I’ve been working on an off-season gearbox project, and I have a few questions about the vex pro ball shifter.
For my project, I’m designing a 2 speed, 3 CIM gearbox, with power takeoff. I’ve designed a few in the past, but they’re all too heavy, so I decided to try with parts from a vex pro ball shifter. The three CIMs are set up to drive two separate ball shifter shafts. The first operates like it would in the normal gearbox, shifting the drive motors from high to low, and the second is only driven by one input gear, so the output from the shaft will only be connected when that input gear is selected.
I have three questions
Can I use the ball shifter shaft with 3 CIMs without it breaking?

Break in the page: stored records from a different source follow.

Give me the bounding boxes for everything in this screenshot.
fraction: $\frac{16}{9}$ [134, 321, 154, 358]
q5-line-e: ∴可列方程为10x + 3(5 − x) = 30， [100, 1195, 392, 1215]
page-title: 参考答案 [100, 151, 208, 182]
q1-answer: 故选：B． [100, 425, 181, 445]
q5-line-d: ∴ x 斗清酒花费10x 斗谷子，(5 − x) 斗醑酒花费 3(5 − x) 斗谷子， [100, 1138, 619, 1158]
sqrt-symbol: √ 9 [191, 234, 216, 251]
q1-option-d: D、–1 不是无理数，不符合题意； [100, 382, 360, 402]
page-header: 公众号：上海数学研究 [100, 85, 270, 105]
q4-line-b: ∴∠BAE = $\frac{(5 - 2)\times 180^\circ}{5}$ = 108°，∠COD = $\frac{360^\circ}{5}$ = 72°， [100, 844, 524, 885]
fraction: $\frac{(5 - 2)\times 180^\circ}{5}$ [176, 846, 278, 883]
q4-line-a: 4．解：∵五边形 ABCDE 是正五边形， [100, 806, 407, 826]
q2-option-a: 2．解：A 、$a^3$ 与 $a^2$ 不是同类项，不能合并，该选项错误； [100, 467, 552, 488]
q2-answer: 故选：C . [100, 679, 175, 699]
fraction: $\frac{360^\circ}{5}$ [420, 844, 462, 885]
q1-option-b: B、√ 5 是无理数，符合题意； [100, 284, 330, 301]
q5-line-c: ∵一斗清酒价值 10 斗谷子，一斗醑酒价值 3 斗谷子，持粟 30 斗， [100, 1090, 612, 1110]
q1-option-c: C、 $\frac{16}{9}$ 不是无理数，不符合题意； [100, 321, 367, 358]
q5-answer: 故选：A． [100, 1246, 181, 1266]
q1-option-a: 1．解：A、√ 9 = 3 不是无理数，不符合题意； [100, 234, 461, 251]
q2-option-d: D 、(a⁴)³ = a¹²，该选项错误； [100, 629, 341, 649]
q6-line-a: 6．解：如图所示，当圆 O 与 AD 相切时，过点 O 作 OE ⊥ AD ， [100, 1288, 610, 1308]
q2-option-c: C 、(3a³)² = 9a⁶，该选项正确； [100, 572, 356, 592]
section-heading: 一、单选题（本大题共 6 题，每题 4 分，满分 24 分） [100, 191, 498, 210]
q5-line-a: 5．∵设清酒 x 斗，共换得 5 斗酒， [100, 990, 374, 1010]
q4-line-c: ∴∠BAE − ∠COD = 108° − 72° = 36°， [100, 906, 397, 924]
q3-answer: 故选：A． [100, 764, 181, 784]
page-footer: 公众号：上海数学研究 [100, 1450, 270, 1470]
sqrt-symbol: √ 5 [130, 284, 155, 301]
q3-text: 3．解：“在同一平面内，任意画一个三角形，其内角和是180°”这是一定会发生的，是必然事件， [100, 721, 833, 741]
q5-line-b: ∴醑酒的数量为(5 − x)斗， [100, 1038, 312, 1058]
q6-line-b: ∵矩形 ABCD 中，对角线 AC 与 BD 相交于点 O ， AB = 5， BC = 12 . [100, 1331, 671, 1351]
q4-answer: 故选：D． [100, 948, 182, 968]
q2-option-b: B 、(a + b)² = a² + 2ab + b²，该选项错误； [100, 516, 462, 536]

We bought some ball shifters in the past, and I’m pretty sure that you can (by hand) move the shifting rod in between the two gears and get to a “neutral” gear, where no output happens. Is this correct, and would it be possible to spring load the shifting mechanism so that when there is no air the system, it returns to “neutral”?
Has anybody done something like this before with positive or negative results?
What T^2 said above, for the neutral you can’t easily get it with springs.
But FabCo and Bimba sell a 3 POS cylinder. The hole pattern matches with the current mounting and the cylinders are basically interchangeable with the SMC cylinder used on the ball lock. So you can easily get the neutral position.
If you can get a servo to act as the cylinder, you could accurately position the shifter stuff.
You may like checking this out: http://www.andymark.com/product-p/am-2297.htm
Something similar may be what you want!
I’ll also note that with dog shifters, those folks that use servos tend to switch to pneumatics as soon as practical. The legal FRC servos tend not to have enough power to shift on the fly, or so I hear (and I’ve heard it from enough sources to figure there’s some truth to it). No comment on the linear servo, though; I don’t think anybody’s tried it in a competition yet.
I have yet to try the linear servo shifter. It appears that something like that would solve the issues I was having with the other servos setups, trying to get the rotatary motion lined up with the “slop” in the shift rod.
With a linear servo setup, the problem is that you need to be at a complete stop to shift, which rids you of the point in having a shifter. You would typically use the shifters to accelerate quickly, and then accelerate slowly, to a higher max speed!
That’s actually the problem with ANY servo setup, or so I hear. I think 330 tried servos on a shifter back when I was a student, but never on a competition robot; we used pneumatics on EVERY shifter we had (drill motor trannies and AM Gen2s).
The only team that I know that had used shifter to accelerate more quickly is 33. Everybody else generally uses shifter so that they have a higher top speed and a good pushing gear.
Yeah, I guess, but if used properly, shifters can be used to accelerate to a moderate speed faster, and then increase the top speed! Geared down with speed reduction, you will get tons of torque, what you need to accelerate faster. Geared down high, you can increase the top speed by a lot!
A careful analysis of the factors at work in drivetrain will show that with typical FRC top speeds, this is not the case. Even in cases where battery voltage drop limits acceleration, the acceleration difference between a low gear 8fps and high gear 18fps, for the first 8fps is minimal. You would be talking about less than .3 - .1 seconds here, over a distance of 50 feet. Of course, gearing for absurdly high speeds, say 30fps, would yield a greater acceleration difference. However, at these speeds, you wouldn’t even be able to accelerate to top speed in 50 ft, not to mention the currents you would be drawing.
When you consider the time and air it takes to shift each time, any small benefit gained would be a drop in the pond when driving in a match.
Couldn’t you use PID, running inside the FPGA to: If encoders on the motor see that the motor is running at a high RPM, and the power is high, switch to high gear, to reduce the RPM. If the motor RPM is low, and the power is low, switch to low gear. That could possibly automatically shift for you. Otherwise, you could use an accelerometer! If nothing works, you could also just have a button on the operator console, like in our 2012 robot. (Supershifters were bad for it because they would flip the robot over :()
There are quite a few more conditions, because it depends on both the current speed and the desired speed, and because you need hysteresis to keep it from continually shifting when you’re near the shift point. You also probably don’t want it to shift if you’re only slowly accelerating or decelerating, so you need a third input.